The Introduction of Reason

The spread of Renaissance ideologies throughout Europe gave way to new ways of thinking and the emergence of reason. French Renaissance Philosopher Michel de Montaigne (1533-1592) preceded the Age of Enlightenment, inspiring the generations of philosophy that followed. His deliberate use of the essay as a platform for his philosophical argumentation established the writing style as a literary genre employed by those that followed him. Montaigne famously wrote such essays as allegories that compared the Europe he lived in to the savage acts of foreign indigenous people groups, constantly drawing into question the assumption of European superiority.

Philosophers during the Enlightenment drew inspiration from Montaigne’s essays and gazed the social, economic, and political atmosphere around them to find subjects for their work. The Lisbon Earthquake, along with the fires and tsunami that resulted from the quake, devastated Portugal in 1755. In addition to increased political tensions and a decline in Spain’s colonial ambition, the earthquake acted as a focus of Enlightened philosophers.
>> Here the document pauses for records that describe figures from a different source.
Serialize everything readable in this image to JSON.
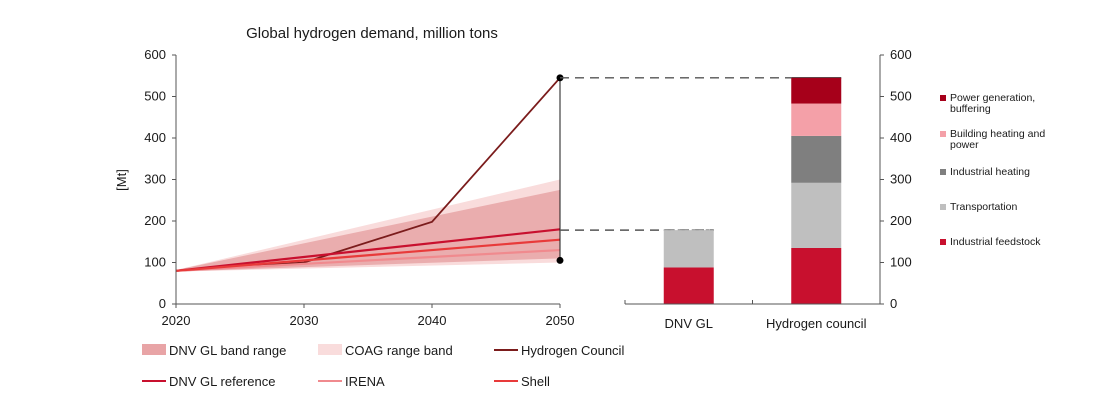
{
  "chart_data": [
    {
      "type": "line",
      "title": "Global hydrogen demand, million tons",
      "ylabel": "[Mt]",
      "xlabel": "",
      "ylim": [
        0,
        600
      ],
      "yticks": [
        0,
        100,
        200,
        300,
        400,
        500,
        600
      ],
      "xlim": [
        2020,
        2050
      ],
      "xticks": [
        2020,
        2030,
        2040,
        2050
      ],
      "grid": false,
      "legend_position": "bottom",
      "colors": {
        "dnv_band": "#e8a4a6",
        "coag_band": "#f9dcdc",
        "hydrogen_council": "#7b1c1c",
        "dnv_reference": "#c8102e",
        "irena": "#f08a8e",
        "shell": "#e83a3a"
      },
      "bands": [
        {
          "name": "DNV GL band range",
          "x": [
            2020,
            2050
          ],
          "lower": [
            78,
            110
          ],
          "upper": [
            82,
            275
          ]
        },
        {
          "name": "COAG range band",
          "x": [
            2020,
            2050
          ],
          "lower": [
            78,
            100
          ],
          "upper": [
            82,
            300
          ]
        }
      ],
      "series": [
        {
          "name": "Hydrogen Council",
          "x": [
            2020,
            2030,
            2040,
            2050
          ],
          "values": [
            80,
            100,
            198,
            545
          ]
        },
        {
          "name": "DNV GL reference",
          "x": [
            2020,
            2050
          ],
          "values": [
            80,
            180
          ]
        },
        {
          "name": "IRENA",
          "x": [
            2020,
            2050
          ],
          "values": [
            80,
            130
          ]
        },
        {
          "name": "Shell",
          "x": [
            2020,
            2050
          ],
          "values": [
            80,
            155
          ]
        }
      ],
      "markers": [
        {
          "x": 2050,
          "value": 545
        },
        {
          "x": 2050,
          "value": 105
        }
      ]
    },
    {
      "type": "bar",
      "stacked": true,
      "categories": [
        "DNV GL",
        "Hydrogen council"
      ],
      "ylim": [
        0,
        600
      ],
      "yticks": [
        0,
        100,
        200,
        300,
        400,
        500,
        600
      ],
      "legend_position": "right",
      "series": [
        {
          "name": "Industrial feedstock",
          "color": "#c8102e",
          "values": [
            88,
            135
          ]
        },
        {
          "name": "Transportation",
          "color": "#bfbfbf",
          "values": [
            90,
            157
          ]
        },
        {
          "name": "Industrial heating",
          "color": "#7f7f7f",
          "values": [
            0,
            113
          ]
        },
        {
          "name": "Building heating and power",
          "color": "#f4a0a8",
          "values": [
            0,
            78
          ]
        },
        {
          "name": "Power generation, buffering",
          "color": "#a6001a",
          "values": [
            0,
            62
          ]
        }
      ],
      "legend_labels": [
        {
          "series": "Power generation, buffering",
          "lines": [
            "Power generation,",
            "buffering"
          ]
        },
        {
          "series": "Building heating and power",
          "lines": [
            "Building heating and",
            "power"
          ]
        },
        {
          "series": "Industrial heating",
          "lines": [
            "Industrial heating"
          ]
        },
        {
          "series": "Transportation",
          "lines": [
            "Transportation"
          ]
        },
        {
          "series": "Industrial feedstock",
          "lines": [
            "Industrial feedstock"
          ]
        }
      ]
    }
  ],
  "legend": [
    {
      "label": "DNV GL band range",
      "kind": "band",
      "color": "#e8a4a6"
    },
    {
      "label": "COAG range band",
      "kind": "band",
      "color": "#f9dcdc"
    },
    {
      "label": "Hydrogen Council",
      "kind": "line",
      "color": "#7b1c1c"
    },
    {
      "label": "DNV GL reference",
      "kind": "line",
      "color": "#c8102e"
    },
    {
      "label": "IRENA",
      "kind": "line",
      "color": "#f08a8e"
    },
    {
      "label": "Shell",
      "kind": "line",
      "color": "#e83a3a"
    }
  ]
}
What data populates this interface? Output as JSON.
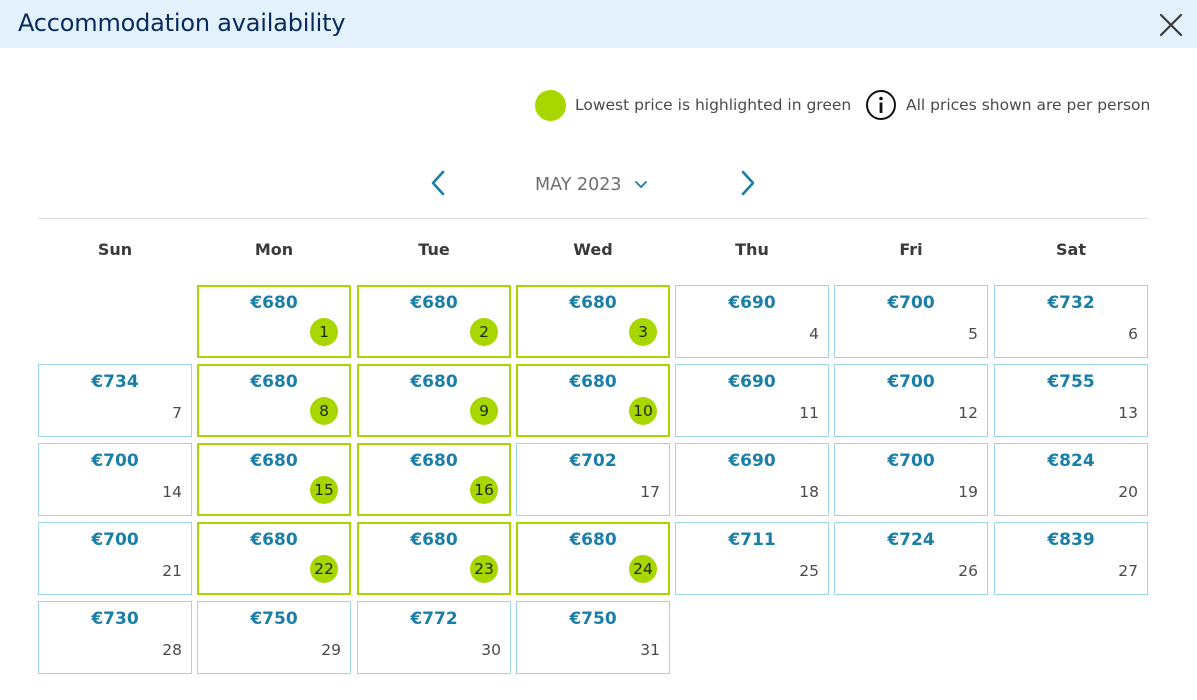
{
  "header": {
    "title": "Accommodation availability"
  },
  "legend": {
    "lowest_label": "Lowest price is highlighted in green",
    "info_label": "All prices shown are per person"
  },
  "navigation": {
    "month_label": "MAY 2023"
  },
  "colors": {
    "highlight_green": "#a8d700",
    "price_blue": "#1a7fa8",
    "cell_border": "#9ed4ea",
    "header_bg": "#e2f1fb"
  },
  "calendar": {
    "weekdays": [
      "Sun",
      "Mon",
      "Tue",
      "Wed",
      "Thu",
      "Fri",
      "Sat"
    ],
    "days": [
      {
        "day": "1",
        "price": "€680",
        "lowest": true
      },
      {
        "day": "2",
        "price": "€680",
        "lowest": true
      },
      {
        "day": "3",
        "price": "€680",
        "lowest": true
      },
      {
        "day": "4",
        "price": "€690",
        "lowest": false
      },
      {
        "day": "5",
        "price": "€700",
        "lowest": false
      },
      {
        "day": "6",
        "price": "€732",
        "lowest": false
      },
      {
        "day": "7",
        "price": "€734",
        "lowest": false
      },
      {
        "day": "8",
        "price": "€680",
        "lowest": true
      },
      {
        "day": "9",
        "price": "€680",
        "lowest": true
      },
      {
        "day": "10",
        "price": "€680",
        "lowest": true
      },
      {
        "day": "11",
        "price": "€690",
        "lowest": false
      },
      {
        "day": "12",
        "price": "€700",
        "lowest": false
      },
      {
        "day": "13",
        "price": "€755",
        "lowest": false
      },
      {
        "day": "14",
        "price": "€700",
        "lowest": false
      },
      {
        "day": "15",
        "price": "€680",
        "lowest": true
      },
      {
        "day": "16",
        "price": "€680",
        "lowest": true
      },
      {
        "day": "17",
        "price": "€702",
        "lowest": false
      },
      {
        "day": "18",
        "price": "€690",
        "lowest": false
      },
      {
        "day": "19",
        "price": "€700",
        "lowest": false
      },
      {
        "day": "20",
        "price": "€824",
        "lowest": false
      },
      {
        "day": "21",
        "price": "€700",
        "lowest": false
      },
      {
        "day": "22",
        "price": "€680",
        "lowest": true
      },
      {
        "day": "23",
        "price": "€680",
        "lowest": true
      },
      {
        "day": "24",
        "price": "€680",
        "lowest": true
      },
      {
        "day": "25",
        "price": "€711",
        "lowest": false
      },
      {
        "day": "26",
        "price": "€724",
        "lowest": false
      },
      {
        "day": "27",
        "price": "€839",
        "lowest": false
      },
      {
        "day": "28",
        "price": "€730",
        "lowest": false
      },
      {
        "day": "29",
        "price": "€750",
        "lowest": false
      },
      {
        "day": "30",
        "price": "€772",
        "lowest": false
      },
      {
        "day": "31",
        "price": "€750",
        "lowest": false
      }
    ]
  }
}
For Voltaire, in Candide, the Lisbon Earthquake acted as a counterexample for the common belief that all is for the best. Rousseau used the same quake as an indication that the cities were overcrowded and encouraged a return to a more naturalistic way of life.


Encyclopedie
Encyclopédie (1751-1772); a Systematic Dictionary of the Sciences, Arts, and Crafts in English; consists of works from many writers, or Encyclopédistes, and was edited by Denis Diderot. The compilation of the era’s greatest minds represented the thought provoking Age of Enlightenment, as Diderot intended it “to change the way people think.”

Voltaire’s influence flowed far past Candide, as he had the ear of King Louis XV and thus had political influence. This influence came to light when the trial, torture, and execution of Jean Calas in 1762 was brought to the philosopher’s attention. Calas, accused of murdering his son, was exonerated post mortem by King Louis XV after Voltaire’s request that the injustice be reversed. Voltaire utilized Jean Calas’ story to explore the Church’s intolerant and fanatical view to expose what he saw as a few of the Catholic Church’s many faults.

Enlightenment philosophers engaged in conversation to challenge the authoritative truths that dictated society’s motion and ultimately broke through some of the walls the Church spent centuries placing across Europe.